I’d say simply relax and have fun. The audience is on your side and is there because they want to hear what you have to say. Make it conversational and not a recitation.
You are working as a consultant now, what’s the major difference between consulting and working as a sysadmin?
Well, for one you are not only working on a current assignment, but you are also working to find that next assignment. When you are an IT Pro, you usually know what is expected of you and know your environment. As a consultant you never know what you are going to run into and have to be flexible to adapt to different environments and corporate cultures. But that is what I find interesting and I think the broad range of clients and projects makes you a better consultant over time.
How do you fill in the time you spend on airports waiting for the flights?
It really varies depending on how motivated I’m feeling, which often depends on what time of day it is and how long I’ve already been traveling. I try to get some work done, but often find myself reading a book or doing a crossword puzzle
What’s the best advice or tip you’ve discovered about writing a book?
Create a very detailed table of contents, even if the book itself will have a much simpler table of contents. When working on a chapter insert all of your headings and then start writing to satisfy the heading.
What do you know now that you wish you knew when you first started in IT?
How fast things change in IT, and that the pace of change has been increasing over the last 25 years. If you aren’t open to change, IT is not a place for you.

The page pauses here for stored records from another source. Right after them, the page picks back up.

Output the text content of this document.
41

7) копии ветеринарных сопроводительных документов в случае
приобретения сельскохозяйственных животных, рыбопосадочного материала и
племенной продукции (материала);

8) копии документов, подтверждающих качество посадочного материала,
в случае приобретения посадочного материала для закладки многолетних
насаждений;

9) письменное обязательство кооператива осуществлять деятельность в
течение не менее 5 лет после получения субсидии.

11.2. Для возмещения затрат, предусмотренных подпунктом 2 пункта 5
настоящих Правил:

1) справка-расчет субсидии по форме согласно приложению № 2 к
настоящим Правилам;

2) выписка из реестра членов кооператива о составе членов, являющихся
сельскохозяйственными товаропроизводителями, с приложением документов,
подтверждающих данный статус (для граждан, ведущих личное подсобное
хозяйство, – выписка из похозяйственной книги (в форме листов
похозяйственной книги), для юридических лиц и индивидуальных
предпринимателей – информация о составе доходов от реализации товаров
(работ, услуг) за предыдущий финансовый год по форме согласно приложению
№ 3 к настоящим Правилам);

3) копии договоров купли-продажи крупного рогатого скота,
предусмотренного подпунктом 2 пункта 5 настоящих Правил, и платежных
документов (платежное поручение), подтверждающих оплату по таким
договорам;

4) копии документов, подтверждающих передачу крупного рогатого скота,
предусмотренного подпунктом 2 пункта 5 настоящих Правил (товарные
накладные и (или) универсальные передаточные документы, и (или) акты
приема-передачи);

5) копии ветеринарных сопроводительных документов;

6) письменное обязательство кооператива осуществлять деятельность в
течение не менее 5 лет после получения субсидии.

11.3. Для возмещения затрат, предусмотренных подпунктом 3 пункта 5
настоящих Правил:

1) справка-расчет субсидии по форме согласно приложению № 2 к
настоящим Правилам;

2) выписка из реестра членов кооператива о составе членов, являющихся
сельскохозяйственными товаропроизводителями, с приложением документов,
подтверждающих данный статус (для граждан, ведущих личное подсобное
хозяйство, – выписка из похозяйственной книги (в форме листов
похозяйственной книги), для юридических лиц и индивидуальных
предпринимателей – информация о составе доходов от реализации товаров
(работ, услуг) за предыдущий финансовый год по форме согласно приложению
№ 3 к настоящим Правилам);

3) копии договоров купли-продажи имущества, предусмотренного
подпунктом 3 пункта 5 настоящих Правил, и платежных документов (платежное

How do you spend your normal day?
I don’t really have normal days. I try to make of list of what I want to accomplish the day such as articles or training videos. In between I maintain my social media presence and try to engage with my community. Since I work at home, things like Twitter are my only way of interacting with people. I suppose that is why I love speaking at conferences and running training classes.

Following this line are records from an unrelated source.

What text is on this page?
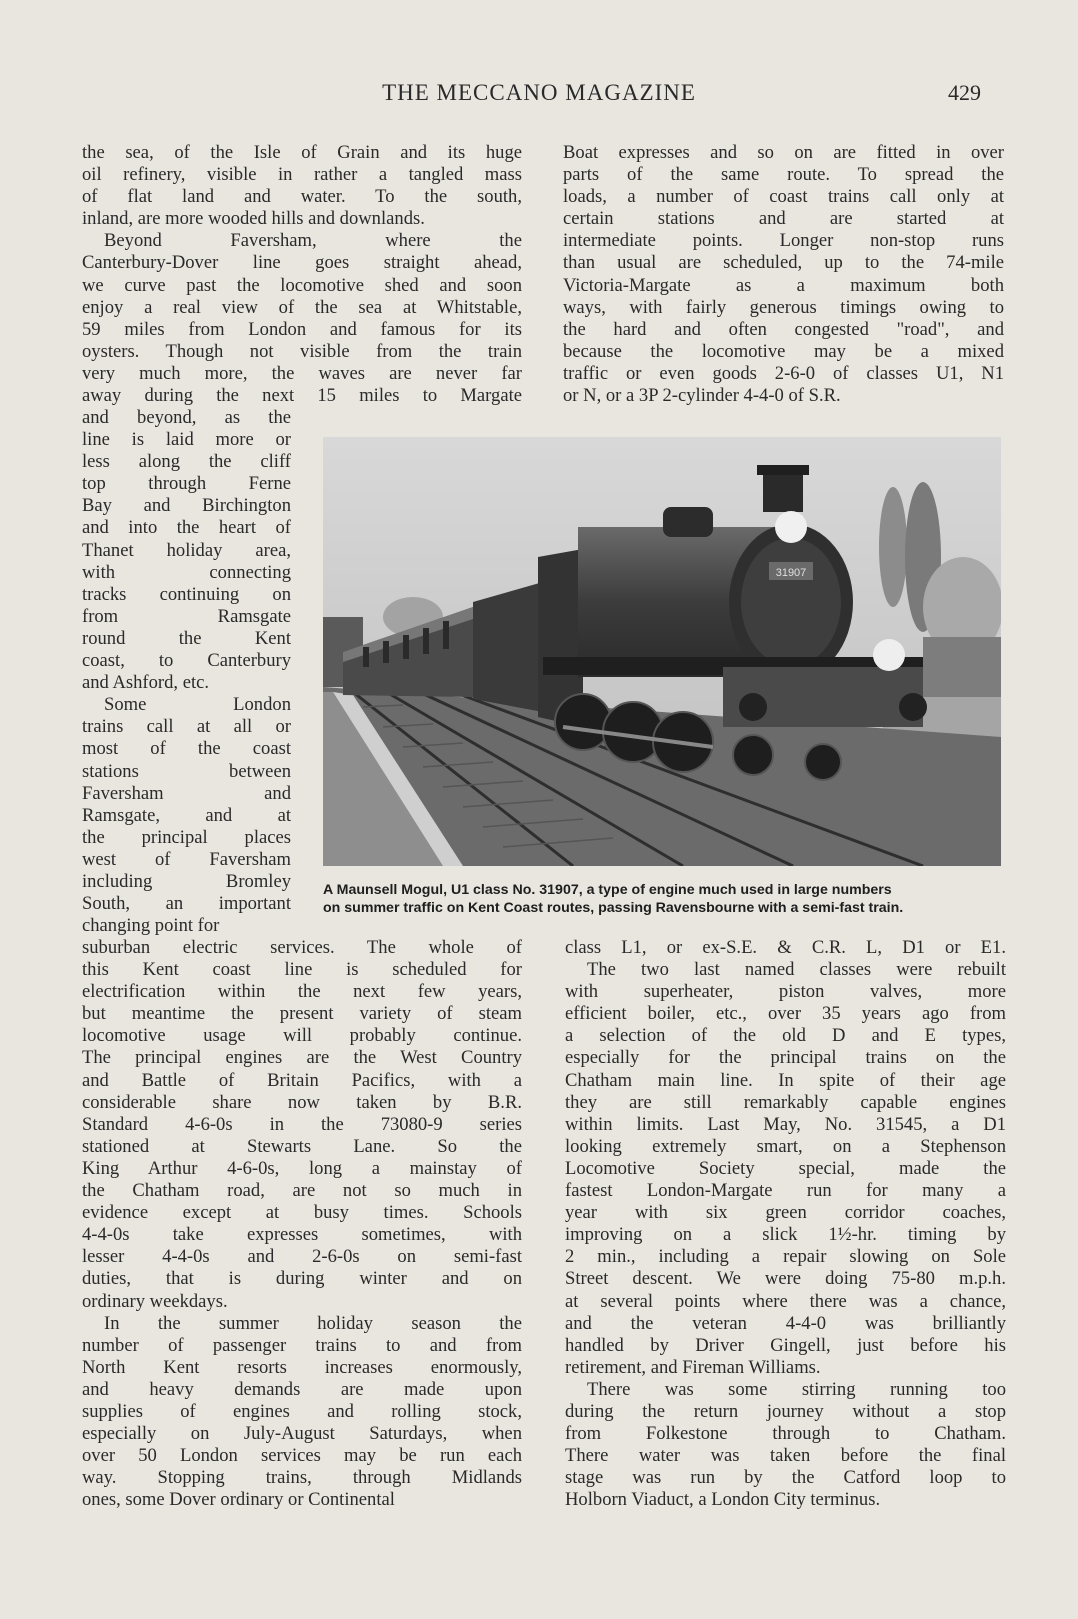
THE MECCANO MAGAZINE	429
the sea, of the Isle of Grain and its huge
oil refinery, visible in rather a tangled mass
of flat land and water. To the south,
inland, are more wooded hills and downlands.
Beyond Faversham, where the
Canterbury-Dover line goes straight ahead,
we curve past the locomotive shed and soon
enjoy a real view of the sea at Whitstable,
59 miles from London and famous for its
oysters. Though not visible from the train
very much more, the waves are never far
away during the next 15 miles to Margate
and beyond, as the
line is laid more or
less along the cliff
top through Ferne
Bay and Birchington
and into the heart of
Thanet holiday area,
with connecting
tracks continuing on
from Ramsgate
round the Kent
coast, to Canterbury
and Ashford, etc.
Some London
trains call at all or
most of the coast
stations between
Faversham and
Ramsgate, and at
the principal places
west of Faversham
including Bromley
South, an important
changing point for
suburban electric services. The whole of
this Kent coast line is scheduled for
electrification within the next few years,
but meantime the present variety of steam
locomotive usage will probably continue.
The principal engines are the West Country
and Battle of Britain Pacifics, with a
considerable share now taken by B.R.
Standard 4-6-0s in the 73080-9 series
stationed at Stewarts Lane. So the
King Arthur 4-6-0s, long a mainstay of
the Chatham road, are not so much in
evidence except at busy times. Schools
4-4-0s take expresses sometimes, with
lesser 4-4-0s and 2-6-0s on semi-fast
duties, that is during winter and on
ordinary weekdays.
In the summer holiday season the
number of passenger trains to and from
North Kent resorts increases enormously,
and heavy demands are made upon
supplies of engines and rolling stock,
especially on July-August Saturdays, when
over 50 London services may be run each
way. Stopping trains, through Midlands
ones, some Dover ordinary or Continental
Boat expresses and so on are fitted in over
parts of the same route. To spread the
loads, a number of coast trains call only at
certain stations and are started at
intermediate points. Longer non-stop runs
than usual are scheduled, up to the 74-mile
Victoria-Margate as a maximum both
ways, with fairly generous timings owing to
the hard and often congested "road", and
because the locomotive may be a mixed
traffic or even goods 2-6-0 of classes U1, N1
or N, or a 3P 2-cylinder 4-4-0 of S.R.
class L1, or ex-S.E. & C.R. L, D1 or E1.
The two last named classes were rebuilt
with superheater, piston valves, more
efficient boiler, etc., over 35 years ago from
a selection of the old D and E types,
especially for the principal trains on the
Chatham main line. In spite of their age
they are still remarkably capable engines
within limits. Last May, No. 31545, a D1
looking extremely smart, on a Stephenson
Locomotive Society special, made the
fastest London-Margate run for many a
year with six green corridor coaches,
improving on a slick 1½-hr. timing by
2 min., including a repair slowing on Sole
Street descent. We were doing 75-80 m.p.h.
at several points where there was a chance,
and the veteran 4-4-0 was brilliantly
handled by Driver Gingell, just before his
retirement, and Fireman Williams.
There was some stirring running too
during the return journey without a stop
from Folkestone through to Chatham.
There water was taken before the final
stage was run by the Catford loop to
Holborn Viaduct, a London City terminus.
31907
A Maunsell Mogul, U1 class No. 31907, a type of engine much used in large numbers
on summer traffic on Kent Coast routes, passing Ravensbourne with a semi-fast train.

What drives you? Where do you get your passion, inspiration?
I am motivated to create items, be it scripts, articles, videos, books, or webinars, that can help other IT Pros learn how to do their jobs better or advance their career. I enjoy helping others learn and grow.
What is the best fiction book you read?
I read a lot so it is hard to select one piece of fiction. One book that has stayed with me, and one I keep meaning to re-read is Cryptonomicon by Neal Stephenson. (http://www.amazon.com/Cryptonomicon-Neal-Stephenson/dp/0060512806)
What kind of home lab do you have?
My home lab consists of a Toshiba Qosmio laptop with 8GB or RAM, a Yoga 2 Pro with 8GB of RAM and a Gigabyte Brix (16GB RAM and 256GB mSATA) that runs most of my Hyper-V setup. My lab is designed so that I can pack it up and take it with me to conferences and classes.
What’s the story behind the decision, to become a consultant?
I decided to work for my self primarily so I could do the projects that I wanted to do, have the flexibility to be with my family and to take charge of my own career. This means I am directly responsible. Plus, working for myself allows me the freedom to work on a variety of interesting projects and technologies. There is always something new and that keeps me interested and motivated.